Children with disabilities in Cork being ignored and forgotten by Government – Murphy O’Mahony
24 May 2017
Fianna Fáil Spokesperson on Disability, Margaret Murphy O’Mahony has slammed the HSE and the Government for allowing the progress that has been made in disability and mental health services in recent years to be rowed back.
Deputy Murphy O’Mahony made the comments after receiving an update from Barnardo’s on the provision of services and assessments to children with disabilities in the Cork area.
“Across a wide spectrum of services, there are severe waiting lists. In Speech and Therapy, there are 10,201 children and young adults waiting for an initial assessment. There’s a further 10,818 children waiting for treatment.
“In the area of mental health, 2,520 children and young people are waiting to be seen and assessed. Shockingly there are over 100 children waiting longer than 12 months for an assessment, yet in the neighbouring area of Clare, Limerick and Tipperary, there is no one waiting this length of time.
“Children with disabilities in the Cork area are feeling the brunt of this government’s poor record of delivery. 44% of all those children nationally waiting longer than three months for their statutory Assessment of Need are from Cork. Why is it acceptable for 1732 to be left waiting longer than three months?
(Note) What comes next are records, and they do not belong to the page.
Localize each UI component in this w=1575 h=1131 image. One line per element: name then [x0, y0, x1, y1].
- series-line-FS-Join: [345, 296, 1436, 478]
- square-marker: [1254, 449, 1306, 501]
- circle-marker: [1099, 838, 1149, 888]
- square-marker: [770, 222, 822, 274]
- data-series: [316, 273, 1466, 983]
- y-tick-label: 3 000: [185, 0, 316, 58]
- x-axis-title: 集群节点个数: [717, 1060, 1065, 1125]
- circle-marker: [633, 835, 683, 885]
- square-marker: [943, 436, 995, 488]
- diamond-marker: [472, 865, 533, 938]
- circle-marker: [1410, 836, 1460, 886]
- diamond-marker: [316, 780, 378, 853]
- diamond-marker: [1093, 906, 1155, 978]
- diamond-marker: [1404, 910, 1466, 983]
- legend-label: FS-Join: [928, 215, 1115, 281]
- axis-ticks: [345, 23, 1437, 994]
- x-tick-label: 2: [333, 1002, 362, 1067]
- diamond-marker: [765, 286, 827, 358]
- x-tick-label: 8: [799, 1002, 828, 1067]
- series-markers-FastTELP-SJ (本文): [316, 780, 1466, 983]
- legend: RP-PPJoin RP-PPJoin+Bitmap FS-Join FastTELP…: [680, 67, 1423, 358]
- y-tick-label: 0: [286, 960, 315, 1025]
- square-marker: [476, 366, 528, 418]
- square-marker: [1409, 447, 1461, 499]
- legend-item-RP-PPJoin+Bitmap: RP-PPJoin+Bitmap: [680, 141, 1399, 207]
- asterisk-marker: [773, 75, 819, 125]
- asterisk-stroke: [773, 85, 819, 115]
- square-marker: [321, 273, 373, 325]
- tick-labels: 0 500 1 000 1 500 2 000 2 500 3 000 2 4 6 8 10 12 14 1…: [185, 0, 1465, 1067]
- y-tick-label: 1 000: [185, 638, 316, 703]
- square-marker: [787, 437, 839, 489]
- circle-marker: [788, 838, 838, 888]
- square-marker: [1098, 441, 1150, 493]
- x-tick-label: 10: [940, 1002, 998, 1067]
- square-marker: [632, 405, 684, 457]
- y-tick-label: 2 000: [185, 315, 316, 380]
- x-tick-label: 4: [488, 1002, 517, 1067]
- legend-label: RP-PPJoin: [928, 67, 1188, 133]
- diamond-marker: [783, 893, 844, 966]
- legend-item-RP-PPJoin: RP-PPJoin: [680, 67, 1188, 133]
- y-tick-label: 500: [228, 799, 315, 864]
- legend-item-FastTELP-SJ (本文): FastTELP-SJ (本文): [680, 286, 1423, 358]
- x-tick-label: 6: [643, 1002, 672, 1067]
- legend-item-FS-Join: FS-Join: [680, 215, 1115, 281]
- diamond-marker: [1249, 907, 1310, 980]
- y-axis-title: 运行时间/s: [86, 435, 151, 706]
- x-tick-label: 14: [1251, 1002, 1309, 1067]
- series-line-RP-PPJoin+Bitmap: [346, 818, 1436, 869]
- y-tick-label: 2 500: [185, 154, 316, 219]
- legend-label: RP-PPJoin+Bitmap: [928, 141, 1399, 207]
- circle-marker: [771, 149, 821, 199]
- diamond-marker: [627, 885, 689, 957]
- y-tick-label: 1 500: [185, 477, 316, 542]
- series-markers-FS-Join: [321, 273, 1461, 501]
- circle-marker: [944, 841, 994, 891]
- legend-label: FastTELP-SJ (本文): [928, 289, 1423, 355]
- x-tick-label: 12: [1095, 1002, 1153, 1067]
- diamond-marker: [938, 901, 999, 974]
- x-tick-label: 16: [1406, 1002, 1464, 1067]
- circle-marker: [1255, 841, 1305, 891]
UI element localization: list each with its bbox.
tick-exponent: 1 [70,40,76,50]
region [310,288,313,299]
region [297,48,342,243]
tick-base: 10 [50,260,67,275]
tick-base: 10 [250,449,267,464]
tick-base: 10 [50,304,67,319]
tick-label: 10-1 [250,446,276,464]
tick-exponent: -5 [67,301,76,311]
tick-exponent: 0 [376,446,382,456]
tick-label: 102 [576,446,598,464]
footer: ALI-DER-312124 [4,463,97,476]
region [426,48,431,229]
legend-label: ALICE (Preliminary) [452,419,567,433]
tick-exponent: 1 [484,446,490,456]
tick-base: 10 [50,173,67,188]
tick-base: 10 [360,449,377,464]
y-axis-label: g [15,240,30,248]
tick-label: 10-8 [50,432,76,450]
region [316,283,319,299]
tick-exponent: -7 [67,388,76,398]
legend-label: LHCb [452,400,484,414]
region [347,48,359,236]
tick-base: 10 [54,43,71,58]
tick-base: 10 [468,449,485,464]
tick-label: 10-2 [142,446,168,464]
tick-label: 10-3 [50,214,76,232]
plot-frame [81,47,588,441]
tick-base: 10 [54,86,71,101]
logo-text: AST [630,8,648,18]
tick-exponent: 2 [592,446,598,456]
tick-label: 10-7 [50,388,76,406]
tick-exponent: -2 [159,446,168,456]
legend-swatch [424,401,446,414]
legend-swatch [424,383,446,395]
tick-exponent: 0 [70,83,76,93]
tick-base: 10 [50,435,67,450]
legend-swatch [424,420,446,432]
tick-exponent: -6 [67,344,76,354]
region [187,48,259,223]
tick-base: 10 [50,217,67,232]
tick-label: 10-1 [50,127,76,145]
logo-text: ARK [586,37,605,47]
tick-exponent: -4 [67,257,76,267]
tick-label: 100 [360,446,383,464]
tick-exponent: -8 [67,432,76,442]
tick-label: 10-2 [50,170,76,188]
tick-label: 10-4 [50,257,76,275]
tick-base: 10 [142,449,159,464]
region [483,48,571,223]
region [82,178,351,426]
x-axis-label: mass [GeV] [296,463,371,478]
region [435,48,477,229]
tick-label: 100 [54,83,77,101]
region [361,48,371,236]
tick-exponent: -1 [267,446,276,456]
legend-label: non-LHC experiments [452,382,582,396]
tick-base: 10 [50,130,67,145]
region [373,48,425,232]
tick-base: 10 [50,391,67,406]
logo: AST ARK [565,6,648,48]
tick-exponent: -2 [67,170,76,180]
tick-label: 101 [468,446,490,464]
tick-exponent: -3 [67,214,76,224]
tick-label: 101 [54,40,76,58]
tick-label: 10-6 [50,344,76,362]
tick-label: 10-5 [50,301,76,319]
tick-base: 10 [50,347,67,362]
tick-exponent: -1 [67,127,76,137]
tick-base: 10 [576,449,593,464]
“This delays their access to treatment, and the provision of SNAs in school, and must be addressed.
“For the past number of years, we have seen continuing increases in waiting lists across the country, but Cork is fairing worse than most. Ministers Harris and McGrath must put in place a focused, and targeted, plan to address the challenge in Cork.
“It’s simply not fair on them or their families that they must wait for basic assessments, let alone treatments.
“The fundamental issue here is that the Government has not ratified the UN Declaration on the Rights of People with Disabilities. Until this happens, we will continue to see the Government pay lip service to the rights of people, and in particular children, with disabilities,” concluded Murphy O’Mahony.